The bench noted that the establishment of Greater Noida was done for a noble purpose, i.e., to accommodate in the city all those who came travelling from every corner of the country in search of a better life.
“While doing so however, as can be seen in the present case, some residents whose land was subject to acquisition in the pursuit of the said aim, were faced with discrimination. In such circumstances, it becomes the duty of this court to dispense justice, and rectify the harm caused to those at the receiving end of the discrimination,” said Justice Murari.
The bench concluded that it is of the opinion that the classification made by both the executive actions is bad in law, and is liable to be set aside.
“The Land Acquisition Act does not envisage any differential compensation on the basis of such classification, and hence, this court must infer the compensation to be provided by the executive actions within the confines of Section 23 of the Act,” it said.
The bench noted that the objective of the said classification might have been noble, however, such classification only on the basis of conjectures and surmises cannot be sustained.

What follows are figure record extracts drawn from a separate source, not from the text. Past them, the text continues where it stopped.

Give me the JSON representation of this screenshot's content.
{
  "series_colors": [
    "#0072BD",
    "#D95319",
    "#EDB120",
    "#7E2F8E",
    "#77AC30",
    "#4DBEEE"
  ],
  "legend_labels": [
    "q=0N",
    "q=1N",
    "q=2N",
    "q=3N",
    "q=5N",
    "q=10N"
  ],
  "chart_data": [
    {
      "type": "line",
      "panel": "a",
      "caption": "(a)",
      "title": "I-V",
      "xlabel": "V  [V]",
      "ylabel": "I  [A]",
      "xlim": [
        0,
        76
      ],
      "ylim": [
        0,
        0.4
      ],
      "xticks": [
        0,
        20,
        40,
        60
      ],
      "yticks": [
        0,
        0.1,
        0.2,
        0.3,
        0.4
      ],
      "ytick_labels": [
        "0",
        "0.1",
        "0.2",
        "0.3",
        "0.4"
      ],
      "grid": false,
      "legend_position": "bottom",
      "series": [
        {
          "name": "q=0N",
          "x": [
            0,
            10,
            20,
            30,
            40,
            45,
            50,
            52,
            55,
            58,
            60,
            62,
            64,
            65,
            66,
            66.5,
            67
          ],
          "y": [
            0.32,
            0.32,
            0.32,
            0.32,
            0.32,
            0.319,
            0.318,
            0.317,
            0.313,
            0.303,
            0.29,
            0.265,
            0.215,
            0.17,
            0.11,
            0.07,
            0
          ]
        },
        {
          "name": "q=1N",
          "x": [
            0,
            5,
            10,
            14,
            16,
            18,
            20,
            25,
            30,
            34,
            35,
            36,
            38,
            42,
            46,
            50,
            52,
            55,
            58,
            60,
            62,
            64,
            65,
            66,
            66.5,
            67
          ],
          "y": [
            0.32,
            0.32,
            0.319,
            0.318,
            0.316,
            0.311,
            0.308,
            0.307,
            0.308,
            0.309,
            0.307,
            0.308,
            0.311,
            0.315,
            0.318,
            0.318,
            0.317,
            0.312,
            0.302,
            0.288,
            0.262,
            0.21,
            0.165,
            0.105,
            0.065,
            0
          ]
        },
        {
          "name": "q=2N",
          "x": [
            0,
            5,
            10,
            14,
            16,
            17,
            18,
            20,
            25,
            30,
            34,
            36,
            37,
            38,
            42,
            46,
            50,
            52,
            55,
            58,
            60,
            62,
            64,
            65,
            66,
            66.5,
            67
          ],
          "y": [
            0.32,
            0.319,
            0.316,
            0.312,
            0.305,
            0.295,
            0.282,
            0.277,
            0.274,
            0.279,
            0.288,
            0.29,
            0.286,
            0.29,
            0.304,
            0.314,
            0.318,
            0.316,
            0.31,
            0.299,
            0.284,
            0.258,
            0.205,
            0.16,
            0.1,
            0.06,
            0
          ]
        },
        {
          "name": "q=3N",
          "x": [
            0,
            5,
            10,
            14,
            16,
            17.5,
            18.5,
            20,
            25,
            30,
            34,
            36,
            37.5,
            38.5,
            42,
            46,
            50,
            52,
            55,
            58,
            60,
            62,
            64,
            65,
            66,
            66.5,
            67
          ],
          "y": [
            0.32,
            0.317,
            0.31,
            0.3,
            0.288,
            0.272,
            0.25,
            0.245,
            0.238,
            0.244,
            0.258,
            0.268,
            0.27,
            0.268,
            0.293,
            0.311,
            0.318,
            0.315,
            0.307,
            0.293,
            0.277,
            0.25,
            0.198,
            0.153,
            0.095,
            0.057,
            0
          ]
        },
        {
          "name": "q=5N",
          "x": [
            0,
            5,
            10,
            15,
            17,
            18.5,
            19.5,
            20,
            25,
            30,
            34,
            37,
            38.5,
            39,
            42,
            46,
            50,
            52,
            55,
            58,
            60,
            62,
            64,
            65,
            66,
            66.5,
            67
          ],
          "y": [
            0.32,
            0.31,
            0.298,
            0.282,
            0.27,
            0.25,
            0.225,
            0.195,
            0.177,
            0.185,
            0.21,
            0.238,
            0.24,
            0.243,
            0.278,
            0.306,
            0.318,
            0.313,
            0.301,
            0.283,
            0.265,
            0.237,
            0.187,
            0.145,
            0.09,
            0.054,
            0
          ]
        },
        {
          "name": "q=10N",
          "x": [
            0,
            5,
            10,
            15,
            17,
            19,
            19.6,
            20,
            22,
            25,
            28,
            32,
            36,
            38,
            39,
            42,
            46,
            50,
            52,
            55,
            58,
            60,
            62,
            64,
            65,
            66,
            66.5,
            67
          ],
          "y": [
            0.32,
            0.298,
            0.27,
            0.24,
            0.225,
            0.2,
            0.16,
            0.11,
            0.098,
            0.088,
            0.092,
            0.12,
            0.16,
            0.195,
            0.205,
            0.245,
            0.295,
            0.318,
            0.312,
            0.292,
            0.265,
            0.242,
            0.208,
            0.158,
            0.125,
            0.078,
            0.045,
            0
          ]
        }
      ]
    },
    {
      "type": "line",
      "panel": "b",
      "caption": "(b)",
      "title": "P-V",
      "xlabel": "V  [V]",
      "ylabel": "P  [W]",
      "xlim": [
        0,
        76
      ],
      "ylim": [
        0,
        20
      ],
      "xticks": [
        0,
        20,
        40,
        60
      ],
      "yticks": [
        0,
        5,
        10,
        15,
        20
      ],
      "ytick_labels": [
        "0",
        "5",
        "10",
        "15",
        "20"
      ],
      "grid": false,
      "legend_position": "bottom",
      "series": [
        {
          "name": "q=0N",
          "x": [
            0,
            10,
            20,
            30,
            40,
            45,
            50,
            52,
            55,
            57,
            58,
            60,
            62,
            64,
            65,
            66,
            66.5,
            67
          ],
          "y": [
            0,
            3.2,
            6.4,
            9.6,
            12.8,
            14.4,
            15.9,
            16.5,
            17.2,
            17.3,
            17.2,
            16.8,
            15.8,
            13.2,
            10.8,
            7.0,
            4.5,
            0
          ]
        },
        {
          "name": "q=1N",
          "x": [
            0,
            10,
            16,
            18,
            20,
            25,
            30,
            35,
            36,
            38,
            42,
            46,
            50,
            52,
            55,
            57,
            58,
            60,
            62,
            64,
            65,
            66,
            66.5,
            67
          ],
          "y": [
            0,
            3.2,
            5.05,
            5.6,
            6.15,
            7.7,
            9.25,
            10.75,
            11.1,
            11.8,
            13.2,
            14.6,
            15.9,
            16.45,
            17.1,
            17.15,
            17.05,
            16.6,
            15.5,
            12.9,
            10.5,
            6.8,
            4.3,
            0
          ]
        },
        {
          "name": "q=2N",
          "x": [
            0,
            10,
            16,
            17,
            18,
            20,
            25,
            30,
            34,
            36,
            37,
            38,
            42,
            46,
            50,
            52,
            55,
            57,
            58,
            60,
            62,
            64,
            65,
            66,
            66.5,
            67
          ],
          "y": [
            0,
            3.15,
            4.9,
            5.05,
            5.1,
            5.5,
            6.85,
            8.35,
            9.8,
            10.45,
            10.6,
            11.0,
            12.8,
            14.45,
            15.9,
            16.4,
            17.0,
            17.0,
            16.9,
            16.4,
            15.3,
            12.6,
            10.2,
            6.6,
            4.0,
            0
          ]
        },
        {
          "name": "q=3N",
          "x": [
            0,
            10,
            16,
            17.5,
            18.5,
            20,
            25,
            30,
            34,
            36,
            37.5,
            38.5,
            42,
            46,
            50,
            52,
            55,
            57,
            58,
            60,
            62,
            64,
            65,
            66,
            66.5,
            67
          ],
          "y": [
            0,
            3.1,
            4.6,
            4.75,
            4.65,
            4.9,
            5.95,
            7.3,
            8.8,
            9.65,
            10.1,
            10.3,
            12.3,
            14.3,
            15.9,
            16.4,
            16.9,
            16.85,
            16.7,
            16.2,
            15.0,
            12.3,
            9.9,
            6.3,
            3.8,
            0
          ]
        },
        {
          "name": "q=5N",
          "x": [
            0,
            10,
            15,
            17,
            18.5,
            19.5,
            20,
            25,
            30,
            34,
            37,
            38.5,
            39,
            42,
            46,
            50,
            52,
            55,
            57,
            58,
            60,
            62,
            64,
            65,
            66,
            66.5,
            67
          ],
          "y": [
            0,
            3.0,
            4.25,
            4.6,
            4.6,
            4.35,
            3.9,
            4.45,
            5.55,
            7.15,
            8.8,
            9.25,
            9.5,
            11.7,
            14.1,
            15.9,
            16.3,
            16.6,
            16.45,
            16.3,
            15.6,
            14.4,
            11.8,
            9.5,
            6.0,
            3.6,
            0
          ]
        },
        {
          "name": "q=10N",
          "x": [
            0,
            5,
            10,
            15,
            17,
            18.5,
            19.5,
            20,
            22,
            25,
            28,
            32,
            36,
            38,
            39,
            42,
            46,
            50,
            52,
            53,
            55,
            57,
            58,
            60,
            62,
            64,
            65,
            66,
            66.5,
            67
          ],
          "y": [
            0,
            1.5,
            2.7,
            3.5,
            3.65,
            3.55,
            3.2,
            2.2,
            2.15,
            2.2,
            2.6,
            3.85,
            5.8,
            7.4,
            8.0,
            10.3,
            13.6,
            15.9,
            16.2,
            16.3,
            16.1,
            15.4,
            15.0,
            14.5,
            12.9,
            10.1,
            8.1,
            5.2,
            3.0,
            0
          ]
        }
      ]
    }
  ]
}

“If a claim is being made to differentiate between class of persons, such a claim must be backed by empirical data. While this court is not a fact-finding court and is a court of law, however, the law must also not be understood in isolation, but in the context in which it exists, as the law does not exist like an object within the statutes, but lives and evolves with the people it governs,” the bench said.
It framed legal questions while examining the matter and answered them in favour of the appellants, who were a group of landholders.
The apex court set aside the Allahabad High Court’s full bench decision of March 30, 2018, upholding the authorities’ order to provide additional compensation to ‘Pushtaini’ landholders for the land acquired.
Senior advocates Pradeep Kant represented the appellants, Ravindra Kumar Greater Noida, and Additional Advocate General Ravindra Kumar Raizada represented the Uttar Pradesh government.